Thanks for your comments. Some of your questions on show-address and 
show-interface will be answered by Vasumathi. Please see in-line

> Some high-level comments:
>
>   * As we discussed in another thread last week, it would be a real shame
>     to let the current "interface duality" survive the ipadm transition.
>     That is, right now ifconfig has a notion of separate IPv4 and IPv6
>     interfaces that have identical names.  I believe this is the wrong
>     model.  Instead, there should be one administrative IP interface
>     object which can have any number of IPv4 and IPv6 addresses.  For this
>     to work without having a ripple effect, I think you'd need to then
>     make the logical index field be a tuple of the address family and type
>     (e.g., v4:2 and v6:2 would be distinct logicals).
>   

Today we already have the facility of representing an interface using 
two tuples. "-f <inet|inet6> -l <logical num>". We can possibly extend 
this to achieve what you are saying.

>   * For dladm, we generally chose to abbreviate subcommand names - e.g.,
>     we have add-aggr, not add-aggregation.  I think we should do the same
>     thing here -- e.g., address -> addr, interface -> if
>   

Sure thing will update the document.
> Some low-level comments (not exhaustive):
>
>    * Not sure why "ipmp" is an interface sub-option.  The model I'd expect
>      is that every IP interface has a "class", just like every datalink
>      has a class.  There are at least two classes (ipmp and "normal") and
>      there may be more depending on how we want to model things (e.g.,
>      other things that "act different" include point-to-point, tunnels,
>      loopback and vni).
>   

In the case of 'dladm' every sub-command which created the data-link 
determined the class of the datalink, i.e. create-vnic meant 
DATALINK_CLASS_VNIC, create-vlan meant DATALINK_CLASS_VLAN, et al.

But in ipadm you have one subcommand 'create-interface' to create all 
interfaces.

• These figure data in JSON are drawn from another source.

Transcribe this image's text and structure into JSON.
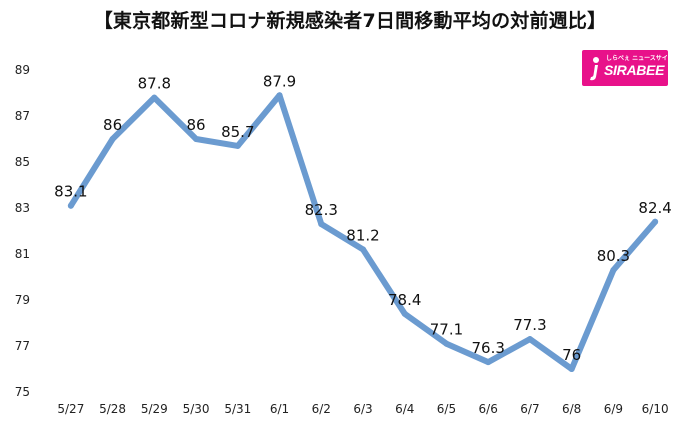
{
  "title": "【東京都新型コロナ新規感染者7日間移動平均の対前週比】",
  "logo": {
    "brand": "SIRABEE",
    "tagline": "しらべぇ ニュースサイト"
  },
  "colors": {
    "line": "#6b9bd0",
    "logo_bg": "#e8118a"
  },
  "chart_data": {
    "type": "line",
    "title": "【東京都新型コロナ新規感染者7日間移動平均の対前週比】",
    "xlabel": "",
    "ylabel": "",
    "categories": [
      "5/27",
      "5/28",
      "5/29",
      "5/30",
      "5/31",
      "6/1",
      "6/2",
      "6/3",
      "6/4",
      "6/5",
      "6/6",
      "6/7",
      "6/8",
      "6/9",
      "6/10"
    ],
    "series": [
      {
        "values": [
          83.1,
          86,
          87.8,
          86,
          85.7,
          87.9,
          82.3,
          81.2,
          78.4,
          77.1,
          76.3,
          77.3,
          76,
          80.3,
          82.4
        ]
      }
    ],
    "ylim": [
      75,
      89
    ],
    "yticks": [
      75,
      77,
      79,
      81,
      83,
      85,
      87,
      89
    ],
    "data_labels": [
      "83.1",
      "86",
      "87.8",
      "86",
      "85.7",
      "87.9",
      "82.3",
      "81.2",
      "78.4",
      "77.1",
      "76.3",
      "77.3",
      "76",
      "80.3",
      "82.4"
    ],
    "grid": false,
    "legend": "none"
  }
}
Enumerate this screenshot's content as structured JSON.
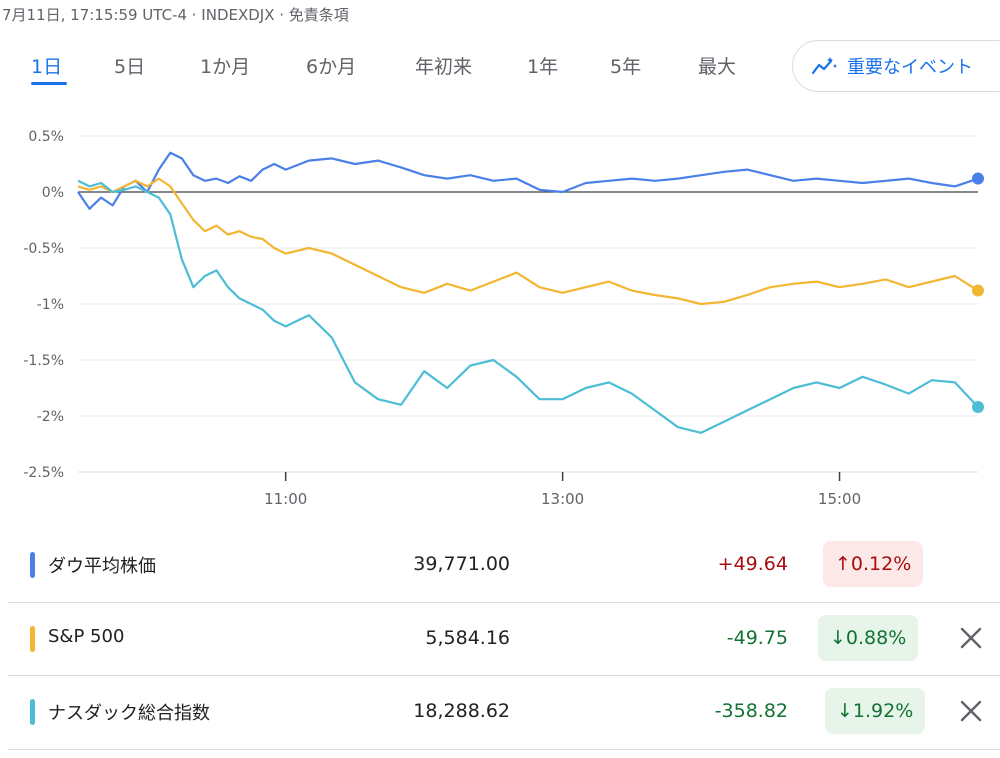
{
  "meta_text": "7月11日, 17:15:59 UTC-4 · INDEXDJX · 免責条項",
  "tabs": [
    "1日",
    "5日",
    "1か月",
    "6か月",
    "年初来",
    "1年",
    "5年",
    "最大"
  ],
  "active_tab": "1日",
  "key_events_label": "重要なイベント",
  "colors": {
    "dow": "#4a80e8",
    "sp500": "#f2b632",
    "nasdaq": "#4dbdd6",
    "up_text": "#a50e0e",
    "up_bg": "#fce8e6",
    "down_text": "#137333",
    "down_bg": "#e6f4ea"
  },
  "chart_data": {
    "type": "line",
    "title": "",
    "xlabel": "",
    "ylabel": "",
    "x_range": [
      "09:30",
      "16:00"
    ],
    "x_ticks": [
      "11:00",
      "13:00",
      "15:00"
    ],
    "ylim": [
      -2.5,
      0.5
    ],
    "y_ticks": [
      "0.5%",
      "0%",
      "-0.5%",
      "-1%",
      "-1.5%",
      "-2%",
      "-2.5%"
    ],
    "grid": true,
    "zero_line": true,
    "series": [
      {
        "key": "dow",
        "x": [
          "09:30",
          "09:35",
          "09:40",
          "09:45",
          "09:50",
          "09:55",
          "10:00",
          "10:05",
          "10:10",
          "10:15",
          "10:20",
          "10:25",
          "10:30",
          "10:35",
          "10:40",
          "10:45",
          "10:50",
          "10:55",
          "11:00",
          "11:10",
          "11:20",
          "11:30",
          "11:40",
          "11:50",
          "12:00",
          "12:10",
          "12:20",
          "12:30",
          "12:40",
          "12:50",
          "13:00",
          "13:10",
          "13:20",
          "13:30",
          "13:40",
          "13:50",
          "14:00",
          "14:10",
          "14:20",
          "14:30",
          "14:40",
          "14:50",
          "15:00",
          "15:10",
          "15:20",
          "15:30",
          "15:40",
          "15:50",
          "16:00"
        ],
        "values": [
          0.0,
          -0.15,
          -0.05,
          -0.12,
          0.05,
          0.1,
          0.0,
          0.2,
          0.35,
          0.3,
          0.15,
          0.1,
          0.12,
          0.08,
          0.14,
          0.1,
          0.2,
          0.25,
          0.2,
          0.28,
          0.3,
          0.25,
          0.28,
          0.22,
          0.15,
          0.12,
          0.15,
          0.1,
          0.12,
          0.02,
          0.0,
          0.08,
          0.1,
          0.12,
          0.1,
          0.12,
          0.15,
          0.18,
          0.2,
          0.15,
          0.1,
          0.12,
          0.1,
          0.08,
          0.1,
          0.12,
          0.08,
          0.05,
          0.12
        ]
      },
      {
        "key": "sp500",
        "x": [
          "09:30",
          "09:35",
          "09:40",
          "09:45",
          "09:50",
          "09:55",
          "10:00",
          "10:05",
          "10:10",
          "10:15",
          "10:20",
          "10:25",
          "10:30",
          "10:35",
          "10:40",
          "10:45",
          "10:50",
          "10:55",
          "11:00",
          "11:10",
          "11:20",
          "11:30",
          "11:40",
          "11:50",
          "12:00",
          "12:10",
          "12:20",
          "12:30",
          "12:40",
          "12:50",
          "13:00",
          "13:10",
          "13:20",
          "13:30",
          "13:40",
          "13:50",
          "14:00",
          "14:10",
          "14:20",
          "14:30",
          "14:40",
          "14:50",
          "15:00",
          "15:10",
          "15:20",
          "15:30",
          "15:40",
          "15:50",
          "16:00"
        ],
        "values": [
          0.05,
          0.02,
          0.05,
          0.0,
          0.05,
          0.1,
          0.05,
          0.12,
          0.05,
          -0.1,
          -0.25,
          -0.35,
          -0.3,
          -0.38,
          -0.35,
          -0.4,
          -0.42,
          -0.5,
          -0.55,
          -0.5,
          -0.55,
          -0.65,
          -0.75,
          -0.85,
          -0.9,
          -0.82,
          -0.88,
          -0.8,
          -0.72,
          -0.85,
          -0.9,
          -0.85,
          -0.8,
          -0.88,
          -0.92,
          -0.95,
          -1.0,
          -0.98,
          -0.92,
          -0.85,
          -0.82,
          -0.8,
          -0.85,
          -0.82,
          -0.78,
          -0.85,
          -0.8,
          -0.75,
          -0.88
        ]
      },
      {
        "key": "nasdaq",
        "x": [
          "09:30",
          "09:35",
          "09:40",
          "09:45",
          "09:50",
          "09:55",
          "10:00",
          "10:05",
          "10:10",
          "10:15",
          "10:20",
          "10:25",
          "10:30",
          "10:35",
          "10:40",
          "10:45",
          "10:50",
          "10:55",
          "11:00",
          "11:10",
          "11:20",
          "11:30",
          "11:40",
          "11:50",
          "12:00",
          "12:10",
          "12:20",
          "12:30",
          "12:40",
          "12:50",
          "13:00",
          "13:10",
          "13:20",
          "13:30",
          "13:40",
          "13:50",
          "14:00",
          "14:10",
          "14:20",
          "14:30",
          "14:40",
          "14:50",
          "15:00",
          "15:10",
          "15:20",
          "15:30",
          "15:40",
          "15:50",
          "16:00"
        ],
        "values": [
          0.1,
          0.05,
          0.08,
          0.0,
          0.02,
          0.05,
          0.0,
          -0.05,
          -0.2,
          -0.6,
          -0.85,
          -0.75,
          -0.7,
          -0.85,
          -0.95,
          -1.0,
          -1.05,
          -1.15,
          -1.2,
          -1.1,
          -1.3,
          -1.7,
          -1.85,
          -1.9,
          -1.6,
          -1.75,
          -1.55,
          -1.5,
          -1.65,
          -1.85,
          -1.85,
          -1.75,
          -1.7,
          -1.8,
          -1.95,
          -2.1,
          -2.15,
          -2.05,
          -1.95,
          -1.85,
          -1.75,
          -1.7,
          -1.75,
          -1.65,
          -1.72,
          -1.8,
          -1.68,
          -1.7,
          -1.92
        ]
      }
    ]
  },
  "rows": [
    {
      "key": "dow",
      "name": "ダウ平均株価",
      "price": "39,771.00",
      "change": "+49.64",
      "percent": "0.12%",
      "direction": "up",
      "removable": false
    },
    {
      "key": "sp500",
      "name": "S&P 500",
      "price": "5,584.16",
      "change": "-49.75",
      "percent": "0.88%",
      "direction": "down",
      "removable": true
    },
    {
      "key": "nasdaq",
      "name": "ナスダック総合指数",
      "price": "18,288.62",
      "change": "-358.82",
      "percent": "1.92%",
      "direction": "down",
      "removable": true
    }
  ]
}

Now how do we specify the class here? Do we want a command 
option to specify the class? Also isn't this implementation specific 
stuff which we would be exposing to Users.

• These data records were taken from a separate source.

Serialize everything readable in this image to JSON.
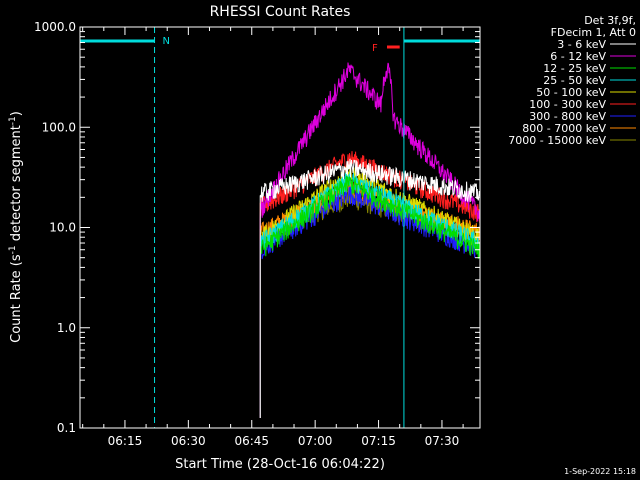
{
  "chart_data": {
    "type": "line",
    "title": "RHESSI Count Rates",
    "xlabel": "Start Time (28-Oct-16 06:04:22)",
    "ylabel_main": "Count Rate (s",
    "ylabel_sup1": "-1",
    "ylabel_mid": " detector segment",
    "ylabel_sup2": "-1",
    "ylabel_end": ")",
    "y_scale": "log",
    "ylim": [
      0.1,
      1000.0
    ],
    "xlim_minutes": [
      "06:04:22",
      "07:39:00"
    ],
    "x_ticks": [
      "06:15",
      "06:30",
      "06:45",
      "07:00",
      "07:15",
      "07:30"
    ],
    "y_ticks": [
      "0.1",
      "1.0",
      "10.0",
      "100.0",
      "1000.0"
    ],
    "grid": false,
    "legend_header": [
      "Det 3f,9f,",
      "FDecim 1, Att 0"
    ],
    "series": [
      {
        "name": "3 - 6 keV",
        "color": "#ffffff",
        "start_level": 22,
        "peak_level": 40,
        "end_level": 22
      },
      {
        "name": "6 - 12 keV",
        "color": "#dd00dd",
        "start_level": 15,
        "peak_level": 380,
        "end_level": 14
      },
      {
        "name": "12 - 25 keV",
        "color": "#00dd00",
        "start_level": 6,
        "peak_level": 28,
        "end_level": 6
      },
      {
        "name": "25 - 50 keV",
        "color": "#00dddd",
        "start_level": 7,
        "peak_level": 30,
        "end_level": 7
      },
      {
        "name": "50 - 100 keV",
        "color": "#dddd00",
        "start_level": 8,
        "peak_level": 35,
        "end_level": 8
      },
      {
        "name": "100 - 300 keV",
        "color": "#ff2020",
        "start_level": 16,
        "peak_level": 50,
        "end_level": 14
      },
      {
        "name": "300 - 800 keV",
        "color": "#2020ff",
        "start_level": 6,
        "peak_level": 22,
        "end_level": 6
      },
      {
        "name": "800 - 7000 keV",
        "color": "#ff8800",
        "start_level": 9,
        "peak_level": 25,
        "end_level": 9
      },
      {
        "name": "7000 - 15000 keV",
        "color": "#888800",
        "start_level": 8,
        "peak_level": 20,
        "end_level": 8
      }
    ],
    "data_start_time": "06:47",
    "data_end_time": "07:39",
    "peak_time": "07:08",
    "flare_peak_time": "07:17",
    "annotations": {
      "night_label": "N",
      "flare_label": "F"
    },
    "night_intervals": [
      [
        "06:04:22",
        "06:22"
      ],
      [
        "07:21",
        "07:39"
      ]
    ],
    "flare_interval": [
      "07:17",
      "07:20"
    ]
  },
  "footer_date": "1-Sep-2022 15:18"
}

>    * The "group" suboption absolutely must not be mandatory, and probably
>      shouldn't exist at all.  (Backstory: the group name should be the
>      same as the interface name from Clearview IPMP onwards; cases where
>      they're different are historical.)
>   
OK. Will update the document.
>    * Not sure why tunnel src/dst are specified specially.  If these are
>      the outer IP addresses, why are they not handled by add-addr?  If
>      these are the inner IP addresses, why are they here at all given
>      dladm *-iptun?
>   
True and it will be removed.
>    * Seems to be a bunch of stuff glommed into the ADDRTYPE field, like
>      ipmp-* and iptun-*.  This really doesn't belong.
>
>    * There's a lot of information missing from the show-address view that
>      can matter (IFF_TEMPORARY, IFF_PREFERRED, IFF_DEPRECATED, ...) but
>      that isn't displayed.
>      
>    * Some thought needs to be put into the property names.  For instance,
>      the document has both ip_ttl and ip_def_ttl but really the "ip_" is
>      totally unnecessary given the context of the command.  Further, given
>      that the general syntax for ipadm uses dashes I'd encourage us to use
>      dashes here too (yes, mistakes were made in this regard with dladm;
>      we're looking to fix those).
>   

Sure. Given that for ipadm subcommands set-prop & show-prop, expect '-m 
<proto_module>' we can clearly get rid of prefixes ip_ or tcp_ or udp_ . 
Also we will have to think of better names for properties which give 
away internal names like 'ire' in ip_ire_pathmtu_interval or 
ip_ire_redirect_interval.

yes we will use dashes instead of underscores.